The undersigned hereby grants to each such attorney-in-fact full power
and authority to do and perform any and every act and thing whatsoever
requisite, necessary, or proper to be done in the exercise of any of the
rights and powers herein granted, as fully to all intents and purposes as the
undersigned might or could do if personally present, with full power of
substitution or revocation, hereby ratifying and confirming all that such
attorney-in-fact, or such attorney-in-fact's substitute or substitutes, shall
lawfully do or cause to be done by virtue of this power of attorney and the
rights and powers herein granted. The undersigned acknowledges that the
foregoing attorneys-in-fact, in serving in such capacity at the request of
the undersigned, are not assuming, nor is the Company assuming, any of
the undersigned's responsibilities to comply with Section 16 of the
Securities Exchange Act of 1934. The Undersigned shall indemnify and
hold harmless each attorney-in-fact for any exercise of the powers granted
hereby.
This Power of Attorney shall remain in full force and effect until the
undersigned is no longer required to file Forms 3, 4, and 5 with respect to
the undersigned's holdings of and transactions in securities issued by the
Company, unless earlier revoked by the undersigned in a signed writing
delivered to the foregoing attorneys-in-fact.

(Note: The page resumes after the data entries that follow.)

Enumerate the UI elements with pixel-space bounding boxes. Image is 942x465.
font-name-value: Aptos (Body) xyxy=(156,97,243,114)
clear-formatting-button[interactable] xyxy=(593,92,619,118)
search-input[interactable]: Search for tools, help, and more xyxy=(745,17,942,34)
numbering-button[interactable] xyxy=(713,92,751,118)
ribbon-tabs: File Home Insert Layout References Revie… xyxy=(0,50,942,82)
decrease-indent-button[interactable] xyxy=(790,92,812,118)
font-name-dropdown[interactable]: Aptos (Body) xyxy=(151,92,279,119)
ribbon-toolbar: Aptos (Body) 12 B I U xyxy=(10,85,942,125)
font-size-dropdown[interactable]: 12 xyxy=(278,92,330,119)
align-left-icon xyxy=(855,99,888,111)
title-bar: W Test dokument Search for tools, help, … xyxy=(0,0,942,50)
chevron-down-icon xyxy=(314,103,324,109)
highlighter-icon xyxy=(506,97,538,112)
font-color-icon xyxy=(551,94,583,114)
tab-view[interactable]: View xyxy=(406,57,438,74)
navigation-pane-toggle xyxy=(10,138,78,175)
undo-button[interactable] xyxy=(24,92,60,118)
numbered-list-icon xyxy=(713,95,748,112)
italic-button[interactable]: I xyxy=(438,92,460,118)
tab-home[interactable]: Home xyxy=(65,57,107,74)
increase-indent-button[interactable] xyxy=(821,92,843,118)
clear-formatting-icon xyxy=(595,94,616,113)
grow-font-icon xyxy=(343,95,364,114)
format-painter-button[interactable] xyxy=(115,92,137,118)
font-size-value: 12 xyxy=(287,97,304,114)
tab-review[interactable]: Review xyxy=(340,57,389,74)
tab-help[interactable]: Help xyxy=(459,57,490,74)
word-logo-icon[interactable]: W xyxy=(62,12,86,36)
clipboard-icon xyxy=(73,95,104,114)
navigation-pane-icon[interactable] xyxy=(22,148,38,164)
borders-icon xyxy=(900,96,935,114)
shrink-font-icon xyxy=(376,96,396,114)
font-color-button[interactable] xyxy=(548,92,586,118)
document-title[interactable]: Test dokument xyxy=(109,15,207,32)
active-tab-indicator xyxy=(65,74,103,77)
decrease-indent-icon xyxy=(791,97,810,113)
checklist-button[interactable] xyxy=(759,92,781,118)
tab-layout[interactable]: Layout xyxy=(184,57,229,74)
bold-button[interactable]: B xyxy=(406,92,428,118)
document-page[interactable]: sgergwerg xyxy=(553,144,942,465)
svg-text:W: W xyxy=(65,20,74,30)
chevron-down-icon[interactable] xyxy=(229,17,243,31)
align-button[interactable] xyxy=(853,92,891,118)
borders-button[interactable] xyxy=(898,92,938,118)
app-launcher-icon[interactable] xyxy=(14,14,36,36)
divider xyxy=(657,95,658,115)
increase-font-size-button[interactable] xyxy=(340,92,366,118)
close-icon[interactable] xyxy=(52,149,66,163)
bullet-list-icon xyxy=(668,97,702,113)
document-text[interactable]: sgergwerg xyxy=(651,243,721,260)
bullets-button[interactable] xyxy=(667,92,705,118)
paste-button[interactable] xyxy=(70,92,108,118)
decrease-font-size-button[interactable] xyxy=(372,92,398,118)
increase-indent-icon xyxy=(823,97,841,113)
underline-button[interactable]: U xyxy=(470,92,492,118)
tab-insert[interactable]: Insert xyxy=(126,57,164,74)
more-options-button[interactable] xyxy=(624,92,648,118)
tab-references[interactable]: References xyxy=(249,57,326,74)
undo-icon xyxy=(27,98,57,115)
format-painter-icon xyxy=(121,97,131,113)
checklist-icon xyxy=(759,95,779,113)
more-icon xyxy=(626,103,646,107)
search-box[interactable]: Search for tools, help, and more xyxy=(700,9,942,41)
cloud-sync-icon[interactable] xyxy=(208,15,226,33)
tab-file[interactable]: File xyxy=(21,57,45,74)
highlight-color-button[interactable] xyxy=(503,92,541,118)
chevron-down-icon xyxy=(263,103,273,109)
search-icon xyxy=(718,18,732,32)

This Power of Attorney may be executed and delivered by facsimile, PDF
or other electronic transmission and shall be deemed to have the same
legal effect as delivery of an original signed copy of this Power of
Attorney.
IN WITNESS WHEREOF, the undersigned has caused this Power of
Attorney to be executed on the date first written above.